I thought I hated kazoo covers but now I just appreciate how difficult they are to do. Watching each track individually shows how much concentration goes into each element of the piece. Kazoos look like a simple child’s toy, but while they are easy to play, they are deceptively complex. You don’t blow into a kazoo, rather you hum into into it. Your voice makes the sound, so you need to be a good singer to be a good kazooist.
8. Smooth McGroove – Bramble Blast
If you read my previous post on zelda cover songs you won’t be surprised to see Smooth McGroove on this list. Smooth McGroove has managed to be prolific whilst consistently creating great covers. His unique style of a capella music is so relaxing, its remarkable how different this is to the Vemix cover of the same song.
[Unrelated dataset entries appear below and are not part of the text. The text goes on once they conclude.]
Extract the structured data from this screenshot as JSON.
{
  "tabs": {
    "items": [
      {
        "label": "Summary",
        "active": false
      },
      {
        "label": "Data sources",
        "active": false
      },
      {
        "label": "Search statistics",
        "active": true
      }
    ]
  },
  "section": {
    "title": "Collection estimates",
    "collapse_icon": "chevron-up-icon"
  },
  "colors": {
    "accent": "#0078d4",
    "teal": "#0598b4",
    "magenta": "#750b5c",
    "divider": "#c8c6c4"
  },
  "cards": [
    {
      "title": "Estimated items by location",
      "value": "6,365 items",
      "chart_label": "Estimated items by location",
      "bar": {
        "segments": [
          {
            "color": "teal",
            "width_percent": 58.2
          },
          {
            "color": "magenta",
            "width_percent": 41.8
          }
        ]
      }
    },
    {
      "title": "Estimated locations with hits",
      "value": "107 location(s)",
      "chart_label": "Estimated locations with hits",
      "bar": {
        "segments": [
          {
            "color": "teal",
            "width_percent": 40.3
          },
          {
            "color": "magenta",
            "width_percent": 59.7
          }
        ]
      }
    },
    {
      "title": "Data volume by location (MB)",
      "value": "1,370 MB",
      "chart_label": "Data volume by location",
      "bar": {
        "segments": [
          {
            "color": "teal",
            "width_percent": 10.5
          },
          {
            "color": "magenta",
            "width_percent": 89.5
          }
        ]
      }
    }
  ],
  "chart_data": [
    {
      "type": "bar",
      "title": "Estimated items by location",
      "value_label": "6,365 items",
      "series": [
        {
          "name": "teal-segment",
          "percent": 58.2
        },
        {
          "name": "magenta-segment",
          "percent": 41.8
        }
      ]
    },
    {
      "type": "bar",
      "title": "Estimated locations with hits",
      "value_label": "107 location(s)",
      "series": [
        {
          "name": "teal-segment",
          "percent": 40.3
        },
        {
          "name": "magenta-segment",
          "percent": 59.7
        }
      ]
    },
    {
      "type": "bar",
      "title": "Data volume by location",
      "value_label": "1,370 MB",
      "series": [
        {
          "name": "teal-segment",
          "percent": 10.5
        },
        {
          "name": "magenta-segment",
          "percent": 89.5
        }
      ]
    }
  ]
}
And once again I am in awe of how Smooth McGroove can make beautiful music with a few simple sounds. A “Bum Bum” here and a “Ba Ba” there is all he needs to recreate the music from your favourite video games.
9. Jib Jig (woodwind cover) – Field of Reeds
The music from the first level of a game is often the most memorable. Donkey Kong Country 2 is no different and starts with a beautiful and atmospheric soundtrack. With the sound of the wind and rain, you really feel like a pirate listening to this. Field of Reeds has created a faithful cover that sounds completely different. There are still some atmospheric effects and a pirate feel to the song, but using more wind instruments it sounds more like a traditional Irish jig. This is a wonderful re-imagining of a classic track.
10. Hot-Pursuit – Brendan Vavra / Pixel Mixers
Electro swing is a strange genre, fusing old and new into something unique. Mixing swing music and jazz with hip-hop and EDM, it’s a fun style of music and very easy to dance to. I also never expected it to work so well with video game music. Hot-Pursuit is the odd one out on this list as it comes from Donkey Kong Country 3. Donkey Kong Country 3 had a lot of interesting gimmicks and creative twists in each level. Hot-Pursuit comes from a race level and it’s a perfect fit for Electro swing.
Pixel Mixers is another community that makes a lot of great video game cover music. In fact this song comes from the album Treetop Tunes that you can listen to in full on youtube or download for free. Brendan has also done a few other Donkey Kong Covers on the accordion. This is the best thing about cover songs. When you find a good one, you usually find many other great covers to listen to.